Este protocolo permite a diferenciação eficiente e reprodutível de adipócitos marrons que expressam os principais fatores de transcrição adipogênicos, marcadores de adipócitos maduros e têm potencial termogênico e fenótipo morfológico de adipócitos marrons maduros. Este é um procedimento de diferenciação bifásica simples e replicável para obter células com características de adipócitos marrons maduros a partir de tecido adiposo marrom interescapular de camundongos recém-nascidos. Este protocolo permite estudar os mecanismos de ativação do tecido adiposo marrom como alvo para o tratamento da obesidade.
Tem sido um modelo para determinar os mecanismos envolvidos na fisiopatologia da lipodistrofia. Espera-se que a execução dessa técnica pela primeira vez seja um desafio. É essencial ter um protocolo detalhado e enfatizar pontos críticos para ter resultados bem-sucedidos.
Para começar, coloque o camundongo sacrificado em decúbito ventral e faça uma incisão na pele de um centímetro de comprimento no nível médio das costas do animal usando uma tesoura afiada. Remova a pele com cuidado, retire cirurgicamente o iBAT da carcaça usando uma tesoura pequena. Colha os dois lóbulos do iBAT usando um alicate de ponta curva para remover os lóbulos de forma independente.
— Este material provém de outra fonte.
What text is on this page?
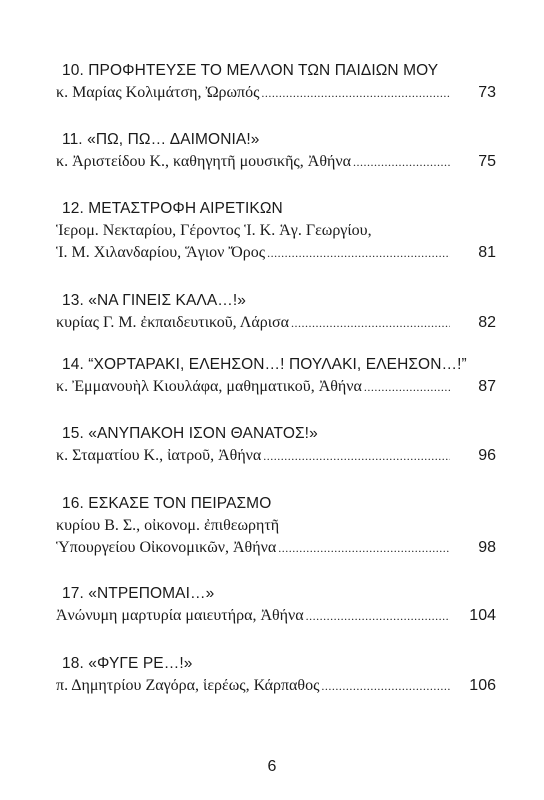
10. ΠΡΟΦΗΤΕΥΣΕ ΤΟ ΜΕΛΛΟΝ ΤΩΝ ΠΑΙΔΙΩΝ ΜΟΥ
κ. Μαρίας Κολιμάτση, Ὠρωπός .....	73
11. «ΠΩ, ΠΩ… ΔΑΙΜΟΝΙΑ!»
κ. Ἀριστείδου Κ., καθηγητῆ μουσικῆς, Ἀθήνα .....	75
12. ΜΕΤΑΣΤΡΟΦΗ ΑΙΡΕΤΙΚΩΝ
Ἱερομ. Νεκταρίου, Γέροντος Ἱ. Κ. Ἁγ. Γεωργίου,
Ἱ. Μ. Χιλανδαρίου, Ἅγιον Ὄρος .....	81
13. «ΝΑ ΓΙΝΕΙΣ ΚΑΛΑ…!»
κυρίας Γ. Μ. ἐκπαιδευτικοῦ, Λάρισα .....	82
14. “ΧΟΡΤΑΡΑΚΙ, ΕΛΕΗΣΟΝ…! ΠΟΥΛΑΚΙ, ΕΛΕΗΣΟΝ…!”
κ. Ἐμμανουὴλ Κιουλάφα, μαθηματικοῦ, Ἀθήνα .....	87
15. «ΑΝΥΠΑΚΟΗ ΙΣΟΝ ΘΑΝΑΤΟΣ!»
κ. Σταματίου Κ., ἰατροῦ, Ἀθήνα .....	96
16. ΕΣΚΑΣΕ ΤΟΝ ΠΕΙΡΑΣΜΟ
κυρίου Β. Σ., οἰκονομ. ἐπιθεωρητῆ
Ὑπουργείου Οἰκονομικῶν, Ἀθήνα .....	98
17. «ΝΤΡΕΠΟΜΑΙ…»
Ἀνώνυμη μαρτυρία μαιευτήρα, Ἀθήνα .....	104
18. «ΦΥΓΕ ΡΕ…!»
π. Δημητρίου Ζαγόρα, ἱερέως, Κάρπαθος .....	106
6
Coloque os dois lóbulos em um tubo de plástico com 1,5 mililitros de PBS estéril em temperatura ambiente. Incubar os tecidos do iBAT em tampão de digestão colagenase tipo dois por 45 minutos a 37 graus Celsius com agitação suave contínua a 800 RPM. Interrompa mecanicamente a suspensão tecidual no tampão de digestão colagenase tipo dois, pipetando para cima e para baixo usando uma micropipeta P1000 e pontas de filtro.
Use uma nova ponta para cada amostra. Passe os tecidos dessegregados através de filtros de células individuais de 100 micrômetros para novos tubos de 1,5 mililitro. Adicione 500 microlitros de tampão ACK às amostras de tecido filtrado.
Inverter os tubos quatro a cinco vezes e incubar à temperatura ambiente durante quatro minutos. Em seguida, passe as suspensões por um filtro de células de 40 micrômetros em novos tubos de 1,5 mililitro usando uma micropipeta P1000 e pontas filtradas. Centrifusion ressuspende o pellet conforme descrito no manuscrito do texto.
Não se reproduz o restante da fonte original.